Ditto for SpaceX. Right now, the market valuation is mere speculation. If it were a traditional company - making products and selling them at a profit and paying dividends - you could put a more realistic valuation on the share price. If your company pays $5 per share in dividends every year or has retained earnings in the same amount, you can quickly and accurately calculate a target price for that stock. But technology stocks, which often never show a profit, or if they do, have a P/E ratio in the hundreds, and rarely, if ever, pay dividends, are much harder to quantify. The only real number is the amount the "last sucker in" paid for his one paltry share. And given how the Internet has been used to influence people and turn the markets (and everything else) into a casino, I would not put much faith on the valuation by "the last sucker in" as his valuation is not based on any informative valuation, but emotional response. After all, Musk owns Twitter, and I am sure he didn't use that lever to hype the share valuation of SpaceX.
Right?
Of course, it could all go South in a hurry. Twitter is breaking even - in good years. And Elon pledged his stock in Tesla and SpaceX to buy Twitter - while paying a billion a year in interest. Hope they don't call in that note! (Hmm... maybe that is why he is doing the SpaceX IPO?). Tesla is leveraged by cash incentives that Trump has cancelled, and makes more money from selling carbon credits than from cars. Since Trump promises to loosen EPA requirements, what are those carbon credits worth? The market for EVs is saturated and many manufacturers are pulling back or going bust - and the specter of cheap Chinese EVs is always on the horizon. SpaceX traditional rockets seem to be doing well, but the "Starship" concept is proving to be unworkable, other than as a really big firework. NASA has basically told Elon to fuck off with his proposal to fly the Starship to the moon as a lunar lander (wtf?) as the darn thing has failed to meet a number of milestones. And the AI thing? Well, a race you enter at the end isn't one you are likely to win.

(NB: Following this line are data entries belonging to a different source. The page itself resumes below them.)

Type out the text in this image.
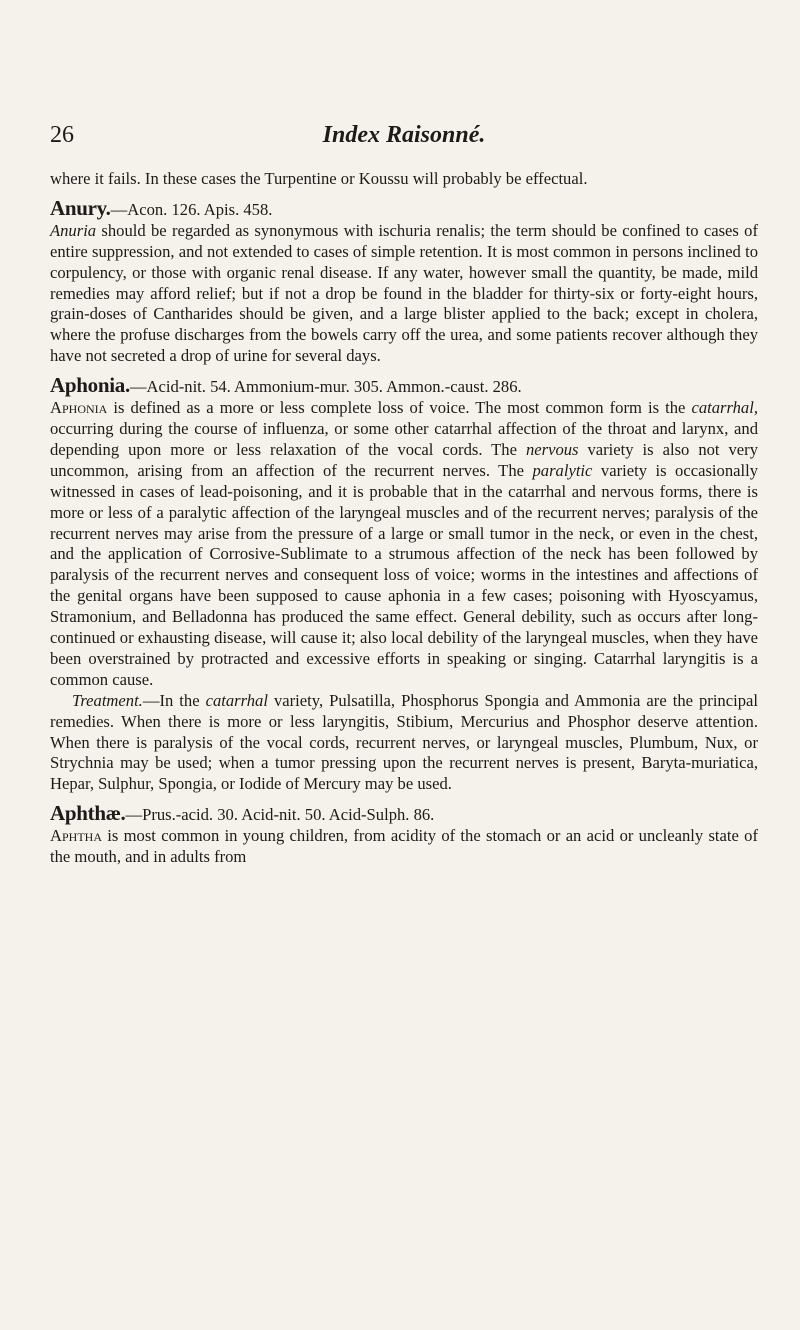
26	Index Raisonné.

where it fails. In these cases the Turpentine or Koussu will probably be effectual.

Anury.—Acon. 126. Apis. 458.

Anuria should be regarded as synonymous with ischuria renalis; the term should be confined to cases of entire suppression, and not extended to cases of simple retention. It is most common in persons inclined to corpulency, or those with organic renal disease. If any water, however small the quantity, be made, mild remedies may afford relief; but if not a drop be found in the bladder for thirty-six or forty-eight hours, grain-doses of Cantharides should be given, and a large blister applied to the back; except in cholera, where the profuse discharges from the bowels carry off the urea, and some patients recover although they have not secreted a drop of urine for several days.

Aphonia.—Acid-nit. 54. Ammonium-mur. 305. Ammon.-caust. 286.

Aphonia is defined as a more or less complete loss of voice. The most common form is the catarrhal, occurring during the course of influenza, or some other catarrhal affection of the throat and larynx, and depending upon more or less relaxation of the vocal cords. The nervous variety is also not very uncommon, arising from an affection of the recurrent nerves. The paralytic variety is occasionally witnessed in cases of lead-poisoning, and it is probable that in the catarrhal and nervous forms, there is more or less of a paralytic affection of the laryngeal muscles and of the recurrent nerves; paralysis of the recurrent nerves may arise from the pressure of a large or small tumor in the neck, or even in the chest, and the application of Corrosive-Sublimate to a strumous affection of the neck has been followed by paralysis of the recurrent nerves and consequent loss of voice; worms in the intestines and affections of the genital organs have been supposed to cause aphonia in a few cases; poisoning with Hyoscyamus, Stramonium, and Belladonna has produced the same effect. General debility, such as occurs after long-continued or exhausting disease, will cause it; also local debility of the laryngeal muscles, when they have been overstrained by protracted and excessive efforts in speaking or singing. Catarrhal laryngitis is a common cause.

Treatment.—In the catarrhal variety, Pulsatilla, Phosphorus Spongia and Ammonia are the principal remedies. When there is more or less laryngitis, Stibium, Mercurius and Phosphor deserve attention. When there is paralysis of the vocal cords, recurrent nerves, or laryngeal muscles, Plumbum, Nux, or Strychnia may be used; when a tumor pressing upon the recurrent nerves is present, Baryta-muriatica, Hepar, Sulphur, Spongia, or Iodide of Mercury may be used.

Aphthæ.—Prus.-acid. 30. Acid-nit. 50. Acid-Sulph. 86.

Aphtha is most common in young children, from acidity of the stomach or an acid or uncleanly state of the mouth, and in adults from
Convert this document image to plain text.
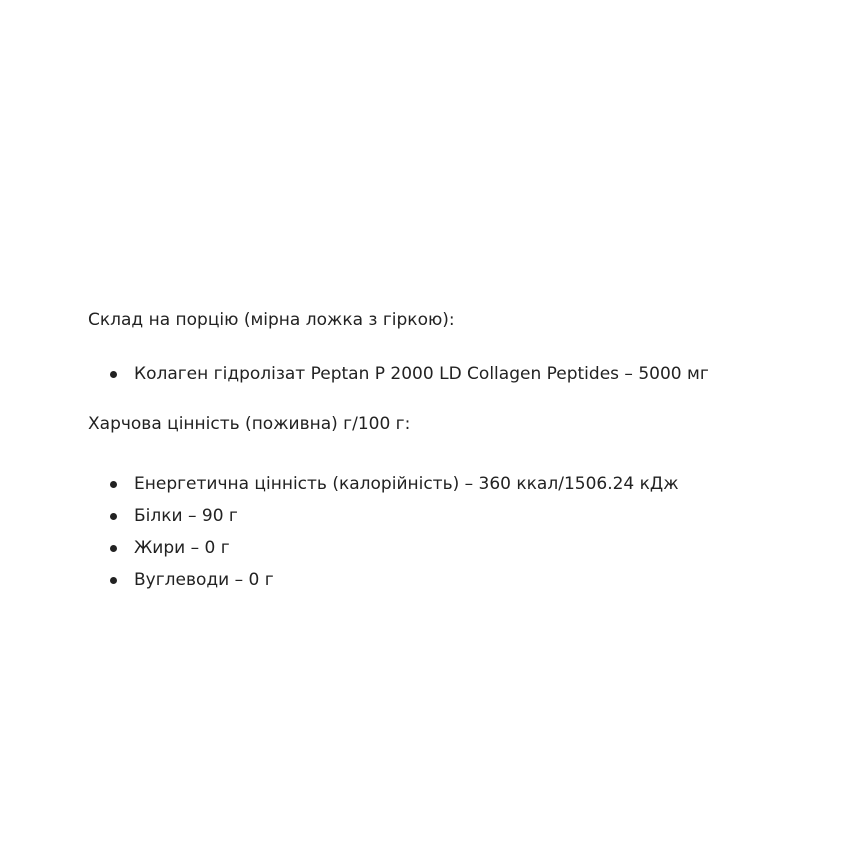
Склад на порцію (мірна ложка з гіркою):

Колаген гідролізат Peptan P 2000 LD Collagen Peptides – 5000 мг

Харчова цінність (поживна) г/100 г:

Енергетична цінність (калорійність) – 360 ккал/1506.24 кДж
Білки – 90 г
Жири – 0 г
Вуглеводи – 0 г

Speaking of the Starship, I just got done reading Jame A. Michener's Space (1982) which was on my pad device (along with thousands of other books). The idea of launching a huge-ass rocket, rendezvousing in low earth orbit to refuel, and then taking the whole kit and kaboodle to the moon and back was proposed by Von Braun and the Peenemünde gang back in the day. It was shot down then as too impractical. It was deemed easier for a rendezvous in lunar orbit (between the CSM and LEM) with staged rockets that would dispose of each stage (and weight) when no longer needed.
It was an interesting discussion and, according to Michener, an issue that divided the space community back then. People were quite vehement that their way was the correct way. The lunar docking model won out, but of course was more of a one-and-done deal. Those proposing earth orbit rendezvous claimed it could be used to create a platform for long-term exploration of space (as illustrated in the opening sequence of 2001: A Space Odyssey). Perhaps they were right, but then again, the budget just for the Apollo missions turned out to be too much, with three later missions (18-20) scrapped due to budget concerns. A permanent base on the moon? Seems like a fantasy then - and now - when we can't even balance our budgets as it is.
So, Musk is chasing an age-old dream. And in order to make Starship work, he would need to expand funding for NASA by a factor of ten. No problem there - he has a close friend (or use to) in the White House. lol.